Essay zum Thema Gesellschaft/ Soziales


von Sätzer

Wir leben in einer Gesellschaft mit pluralistischer Grundstruktur, nämlich in Einwanderungsgesellschaften seit Jahrtausenden. Es fragt sich, warum es vielen Menschen schwer fällt, das zu akzeptieren, wo andere und vor allem jüngere Menschen von heute die gesellschaftliche Vielfalt der Herkunft, Hautfarben, Religionen und Lebensstile als Bereicherung empfinden. Andere sehen sie als Bedrohung. Die Grundzüge unserer und auch anderer demokratischer Gesellschaften zeichnen sich aus durch gleiche Freiheiten im Rahmen eines Rechtsstaates. Ab- und Ausgrenzungen durch Populisten grassieren, doch immer mehr Bürgerbewegungen machen deutlich, dass Fremdenfeindlichkeit und Rassismus keinen Platz haben dürfen.
Die Pluralisierung hat sich in Deutschland einfach vollzogen. Es steckte kein Wille dahinter. Sie lief nicht gesteuert ab, sondern ist passiert. Heute sind italienische, spanische, griechische, polnische und andere Unternehmen von Eingewanderten, wie zum Beispiel Gaststätten, Friseure, Gebäudereinigungs- und Baufirmen und und und … nicht mehr wegzudenken. Wir haben gelernt, damit zu leben, ihr Dasein zu akzeptieren und auch zu genießen.

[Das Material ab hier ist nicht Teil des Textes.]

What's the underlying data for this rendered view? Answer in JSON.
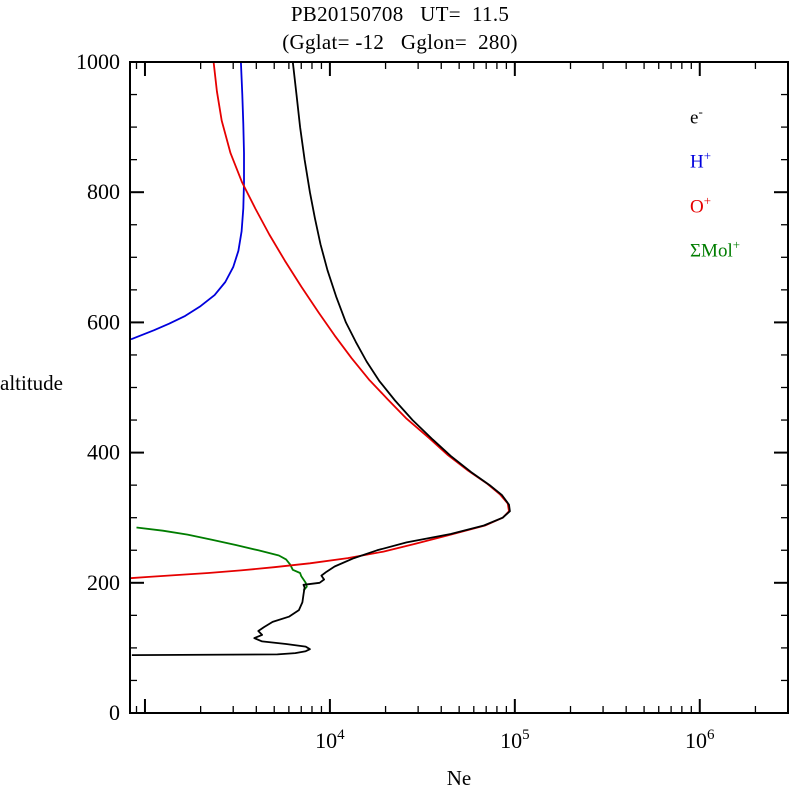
{
  "header": {
    "title": "PB20150708   UT=  11.5",
    "subtitle": "(Gglat= -12   Gglon=  280)"
  },
  "axes": {
    "xlabel": "Ne",
    "ylabel": "altitude"
  },
  "chart_data": {
    "type": "line",
    "title": "PB20150708   UT=  11.5",
    "subtitle": "(Gglat= -12   Gglon=  280)",
    "xlabel": "Ne",
    "ylabel": "altitude",
    "x_scale": "log",
    "xlim": [
      830,
      3000000
    ],
    "ylim": [
      0,
      1000
    ],
    "grid": false,
    "legend_position": "upper-right-inside",
    "x_major_ticks": [
      {
        "value": 10000,
        "base": "10",
        "exp": "4"
      },
      {
        "value": 100000,
        "base": "10",
        "exp": "5"
      },
      {
        "value": 1000000,
        "base": "10",
        "exp": "6"
      }
    ],
    "y_major_ticks": [
      0,
      200,
      400,
      600,
      800,
      1000
    ],
    "y_minor_step": 50,
    "point_format": "[altitude_km, number_density]",
    "series": [
      {
        "name": "electron",
        "label_base": "e",
        "label_sup": "-",
        "color": "#000000",
        "points": [
          [
            89,
            850
          ],
          [
            90,
            5200
          ],
          [
            92,
            6500
          ],
          [
            95,
            7400
          ],
          [
            98,
            7800
          ],
          [
            102,
            7400
          ],
          [
            106,
            5800
          ],
          [
            110,
            4300
          ],
          [
            115,
            3900
          ],
          [
            120,
            4300
          ],
          [
            126,
            4100
          ],
          [
            132,
            4400
          ],
          [
            140,
            4900
          ],
          [
            148,
            6000
          ],
          [
            158,
            6800
          ],
          [
            170,
            7100
          ],
          [
            182,
            7200
          ],
          [
            193,
            7300
          ],
          [
            197,
            7200
          ],
          [
            200,
            8800
          ],
          [
            205,
            9300
          ],
          [
            211,
            9000
          ],
          [
            217,
            9600
          ],
          [
            225,
            10600
          ],
          [
            238,
            13500
          ],
          [
            250,
            18000
          ],
          [
            262,
            26000
          ],
          [
            275,
            45000
          ],
          [
            288,
            68000
          ],
          [
            300,
            86000
          ],
          [
            310,
            94000
          ],
          [
            320,
            93000
          ],
          [
            335,
            85000
          ],
          [
            350,
            73000
          ],
          [
            370,
            58000
          ],
          [
            395,
            45000
          ],
          [
            420,
            36000
          ],
          [
            450,
            28000
          ],
          [
            480,
            22500
          ],
          [
            510,
            18500
          ],
          [
            540,
            15800
          ],
          [
            570,
            13800
          ],
          [
            600,
            12200
          ],
          [
            640,
            10800
          ],
          [
            680,
            9700
          ],
          [
            720,
            8900
          ],
          [
            760,
            8300
          ],
          [
            800,
            7800
          ],
          [
            850,
            7300
          ],
          [
            900,
            6900
          ],
          [
            950,
            6600
          ],
          [
            1000,
            6300
          ]
        ]
      },
      {
        "name": "H+",
        "label_base": "H",
        "label_sup": "+",
        "color": "#0000dd",
        "points": [
          [
            574,
            840
          ],
          [
            580,
            950
          ],
          [
            588,
            1120
          ],
          [
            598,
            1350
          ],
          [
            610,
            1650
          ],
          [
            625,
            2000
          ],
          [
            642,
            2380
          ],
          [
            662,
            2720
          ],
          [
            685,
            3000
          ],
          [
            710,
            3200
          ],
          [
            740,
            3330
          ],
          [
            775,
            3400
          ],
          [
            815,
            3430
          ],
          [
            860,
            3430
          ],
          [
            905,
            3400
          ],
          [
            950,
            3360
          ],
          [
            1000,
            3300
          ]
        ]
      },
      {
        "name": "O+",
        "label_base": "O",
        "label_sup": "+",
        "color": "#e60000",
        "points": [
          [
            207,
            830
          ],
          [
            209,
            1050
          ],
          [
            212,
            1500
          ],
          [
            215,
            2200
          ],
          [
            219,
            3300
          ],
          [
            224,
            5000
          ],
          [
            230,
            7800
          ],
          [
            238,
            12500
          ],
          [
            248,
            19500
          ],
          [
            260,
            29000
          ],
          [
            274,
            45000
          ],
          [
            288,
            69000
          ],
          [
            300,
            86000
          ],
          [
            310,
            93000
          ],
          [
            322,
            91500
          ],
          [
            336,
            83000
          ],
          [
            352,
            71000
          ],
          [
            372,
            56000
          ],
          [
            396,
            43500
          ],
          [
            422,
            34500
          ],
          [
            452,
            26000
          ],
          [
            482,
            20500
          ],
          [
            512,
            16300
          ],
          [
            545,
            13100
          ],
          [
            580,
            10600
          ],
          [
            615,
            8700
          ],
          [
            655,
            7000
          ],
          [
            695,
            5700
          ],
          [
            735,
            4700
          ],
          [
            775,
            3950
          ],
          [
            815,
            3350
          ],
          [
            860,
            2900
          ],
          [
            910,
            2600
          ],
          [
            955,
            2450
          ],
          [
            1000,
            2350
          ]
        ]
      },
      {
        "name": "Mol+",
        "label_base": "ΣMol",
        "label_sup": "+",
        "color": "#007d00",
        "points": [
          [
            188,
            7200
          ],
          [
            194,
            7500
          ],
          [
            200,
            7400
          ],
          [
            205,
            7200
          ],
          [
            210,
            7000
          ],
          [
            215,
            6900
          ],
          [
            220,
            6300
          ],
          [
            228,
            6100
          ],
          [
            236,
            5800
          ],
          [
            242,
            5300
          ],
          [
            250,
            4100
          ],
          [
            258,
            3100
          ],
          [
            266,
            2300
          ],
          [
            274,
            1700
          ],
          [
            280,
            1250
          ],
          [
            285,
            900
          ]
        ]
      }
    ]
  }
}
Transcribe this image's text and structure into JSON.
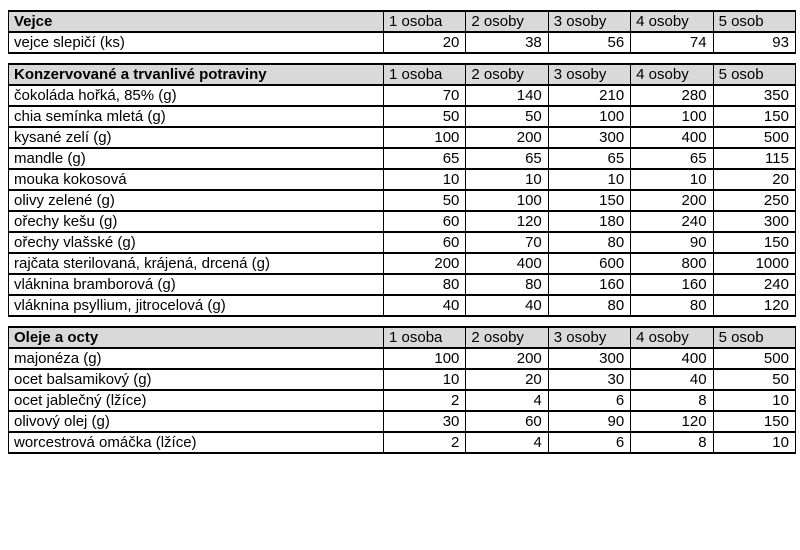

Es wird nichts nützen, Veränderungen aufhalten zu wollen, denn sie vollziehen sich auch ohne Einverständnis Einzelner. Die Einheimischen und Zuwanderer werden sich ändern, weil sie neuen Erfahrungen ausgesetzt werden. Wer geht heute nicht gern Essen zum Italiener, Spanier oder Türken? Warum in der Zukunft nicht zum Syrer? Wer bereichert sich mit einem Djembé-Trommelkurs bei einem Westafrikaner? Welcher Zugezogene weiß die Verlässlichkeit unserer Demokratie nicht zu würdigen?
Ewig Gestrige wollen immer noch ihr Land als homogene Gesellschaft sehen, obwohl diese Fiktion schon lange nicht mehr aufrecht zu halten ist. Das macht ihnen zu schaffen und sie anfällig für populistische Heilsversprechen. Ihre Protagonisten geben vor, die Probleme lösen und alte Normalitäten wiederherstellen zu können. Das führt bis hin zu der Forderung nach einer >Verordneten Leitkultur<, die nicht funktionieren kann.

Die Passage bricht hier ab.